Harga Sewa Melejit, Rakyat Spanyol Turun ke Jalan Tuntut Hak atas Tempat Tinggal

JurnalPatroliNews – Jakarta – Pada Sabtu, 5 April 2025, jalan-jalan di puluhan kota Spanyol dipenuhi lautan manusia yang bersatu dalam satu suara: “Kami butuh tempat tinggal yang layak!” Dari Madrid hingga kota-kota pesisir, ratusan ribu warga bergerak serentak dalam unjuk rasa menentang lonjakan harga sewa yang dianggap sudah tak masuk akal.

Meskipun Spanyol saat ini memimpin Eropa dalam pertumbuhan ekonomi, krisis perumahan justru memburuk.

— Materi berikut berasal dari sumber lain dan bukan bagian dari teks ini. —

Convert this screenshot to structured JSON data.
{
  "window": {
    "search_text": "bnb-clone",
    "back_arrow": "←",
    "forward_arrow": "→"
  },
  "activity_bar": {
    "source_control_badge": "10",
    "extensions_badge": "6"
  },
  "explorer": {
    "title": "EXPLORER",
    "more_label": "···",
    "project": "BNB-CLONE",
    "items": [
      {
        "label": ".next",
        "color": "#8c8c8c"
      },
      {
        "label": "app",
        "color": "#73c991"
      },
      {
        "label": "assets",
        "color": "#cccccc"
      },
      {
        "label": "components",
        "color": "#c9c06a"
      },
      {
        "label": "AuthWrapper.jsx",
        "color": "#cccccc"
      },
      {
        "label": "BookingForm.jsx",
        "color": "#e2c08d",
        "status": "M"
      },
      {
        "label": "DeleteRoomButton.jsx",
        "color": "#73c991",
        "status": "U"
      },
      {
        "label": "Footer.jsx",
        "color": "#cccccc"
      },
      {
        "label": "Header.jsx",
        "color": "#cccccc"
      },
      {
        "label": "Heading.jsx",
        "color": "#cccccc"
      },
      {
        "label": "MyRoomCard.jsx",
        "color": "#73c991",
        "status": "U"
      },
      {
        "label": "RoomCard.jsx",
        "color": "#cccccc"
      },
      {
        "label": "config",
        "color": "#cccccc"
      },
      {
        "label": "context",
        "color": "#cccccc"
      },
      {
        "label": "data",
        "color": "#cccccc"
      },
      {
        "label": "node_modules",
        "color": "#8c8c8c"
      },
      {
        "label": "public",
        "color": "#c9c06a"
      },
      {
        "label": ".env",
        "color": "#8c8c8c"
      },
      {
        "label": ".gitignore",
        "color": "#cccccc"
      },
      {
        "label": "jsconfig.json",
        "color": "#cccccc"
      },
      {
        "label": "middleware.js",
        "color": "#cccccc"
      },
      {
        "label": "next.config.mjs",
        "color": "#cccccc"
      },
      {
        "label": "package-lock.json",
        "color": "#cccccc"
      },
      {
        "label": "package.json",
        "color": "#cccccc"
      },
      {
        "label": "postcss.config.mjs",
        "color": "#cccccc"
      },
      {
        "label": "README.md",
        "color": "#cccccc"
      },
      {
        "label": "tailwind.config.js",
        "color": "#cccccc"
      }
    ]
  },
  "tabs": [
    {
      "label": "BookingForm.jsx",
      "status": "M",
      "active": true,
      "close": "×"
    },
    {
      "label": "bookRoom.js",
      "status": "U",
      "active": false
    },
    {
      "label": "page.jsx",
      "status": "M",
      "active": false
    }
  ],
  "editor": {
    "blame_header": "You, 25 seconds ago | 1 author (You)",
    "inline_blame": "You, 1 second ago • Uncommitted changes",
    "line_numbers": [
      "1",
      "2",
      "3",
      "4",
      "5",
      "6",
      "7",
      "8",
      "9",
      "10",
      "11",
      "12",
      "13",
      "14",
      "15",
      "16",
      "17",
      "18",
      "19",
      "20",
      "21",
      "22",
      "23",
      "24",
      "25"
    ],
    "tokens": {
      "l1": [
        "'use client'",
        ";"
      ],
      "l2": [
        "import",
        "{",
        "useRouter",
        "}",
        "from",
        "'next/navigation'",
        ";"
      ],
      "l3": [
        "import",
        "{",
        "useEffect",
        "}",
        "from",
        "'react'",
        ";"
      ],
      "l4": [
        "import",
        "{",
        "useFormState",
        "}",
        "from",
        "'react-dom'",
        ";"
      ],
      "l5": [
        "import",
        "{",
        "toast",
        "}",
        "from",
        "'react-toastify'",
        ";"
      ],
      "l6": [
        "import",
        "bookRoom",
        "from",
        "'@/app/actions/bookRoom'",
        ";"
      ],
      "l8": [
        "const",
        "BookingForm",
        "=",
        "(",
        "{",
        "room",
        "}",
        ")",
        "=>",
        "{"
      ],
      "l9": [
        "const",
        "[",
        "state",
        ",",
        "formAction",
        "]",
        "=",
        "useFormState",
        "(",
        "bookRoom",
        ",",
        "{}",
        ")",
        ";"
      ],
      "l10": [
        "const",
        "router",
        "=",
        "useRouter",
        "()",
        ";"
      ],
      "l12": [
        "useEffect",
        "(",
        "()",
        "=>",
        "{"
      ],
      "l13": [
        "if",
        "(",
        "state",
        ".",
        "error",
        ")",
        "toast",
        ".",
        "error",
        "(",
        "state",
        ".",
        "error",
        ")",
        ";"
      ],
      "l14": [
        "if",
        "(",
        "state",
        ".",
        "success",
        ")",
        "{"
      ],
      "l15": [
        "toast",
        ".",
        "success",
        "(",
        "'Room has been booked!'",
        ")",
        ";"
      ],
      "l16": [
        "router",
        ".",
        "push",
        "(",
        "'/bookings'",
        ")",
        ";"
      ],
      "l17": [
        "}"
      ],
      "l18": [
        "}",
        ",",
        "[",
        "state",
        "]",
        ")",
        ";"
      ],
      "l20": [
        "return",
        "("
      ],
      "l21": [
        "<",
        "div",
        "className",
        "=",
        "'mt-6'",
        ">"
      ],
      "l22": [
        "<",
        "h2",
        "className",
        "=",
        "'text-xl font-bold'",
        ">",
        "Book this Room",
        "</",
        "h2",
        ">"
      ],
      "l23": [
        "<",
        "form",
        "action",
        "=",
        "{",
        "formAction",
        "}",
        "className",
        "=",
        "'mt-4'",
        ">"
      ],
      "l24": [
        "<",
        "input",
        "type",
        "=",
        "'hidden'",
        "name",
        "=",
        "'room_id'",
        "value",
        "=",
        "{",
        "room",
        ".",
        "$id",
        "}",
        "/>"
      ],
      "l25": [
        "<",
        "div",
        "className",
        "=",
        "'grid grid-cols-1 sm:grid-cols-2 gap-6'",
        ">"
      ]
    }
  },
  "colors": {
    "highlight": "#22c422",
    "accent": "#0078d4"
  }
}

Kesenjangan antara kenaikan harga properti dan pertumbuhan upah telah membuat banyak orang terpinggirkan secara ekonomi dari akses atas rumah tinggal.

Data dari platform properti Idealista mencatat bahwa harga sewa di Spanyol telah meningkat dua kali lipat dalam sepuluh tahun terakhir. Harga jual rumah pun ikut melonjak hingga 44%, jauh meninggalkan laju kenaikan gaji. Warga kelas pekerja kini kesulitan untuk menyewa, apalagi memiliki rumah.

Kondisi ini makin parah dengan membanjirnya wisatawan dan arus migrasi tenaga kerja. Kebijakan pemerintah yang berusaha menyeimbangkan kebutuhan pariwisata dengan akses hunian rakyat tampaknya belum berhasil. Alih-alih menyuburkan hunian terjangkau, kota-kota besar malah dibanjiri apartemen sewaan jangka pendek untuk turis.

Di ibu kota Madrid, lebih dari 150.000 orang turun ke jalan, melambai-lambaikan gantungan kunci sebagai simbol perlawanan dan menuntut hak dasar atas perumahan. Slogan “Tak peduli siapa yang berkuasa, rumah adalah hak semua warga!” bergema di tengah lautan protes.

Salah satu warga, Margarita Aizpuru (65), menceritakan bahwa hampir seluruh penghuni di blok tempat tinggalnya, sekitar 100 keluarga, mendapatkan pemberitahuan pengusiran. Penyebabnya? Gedung mereka akan diubah menjadi penginapan turis. “Kami dipaksa angkat kaki demi keuntungan para pemilik properti,” keluhnya.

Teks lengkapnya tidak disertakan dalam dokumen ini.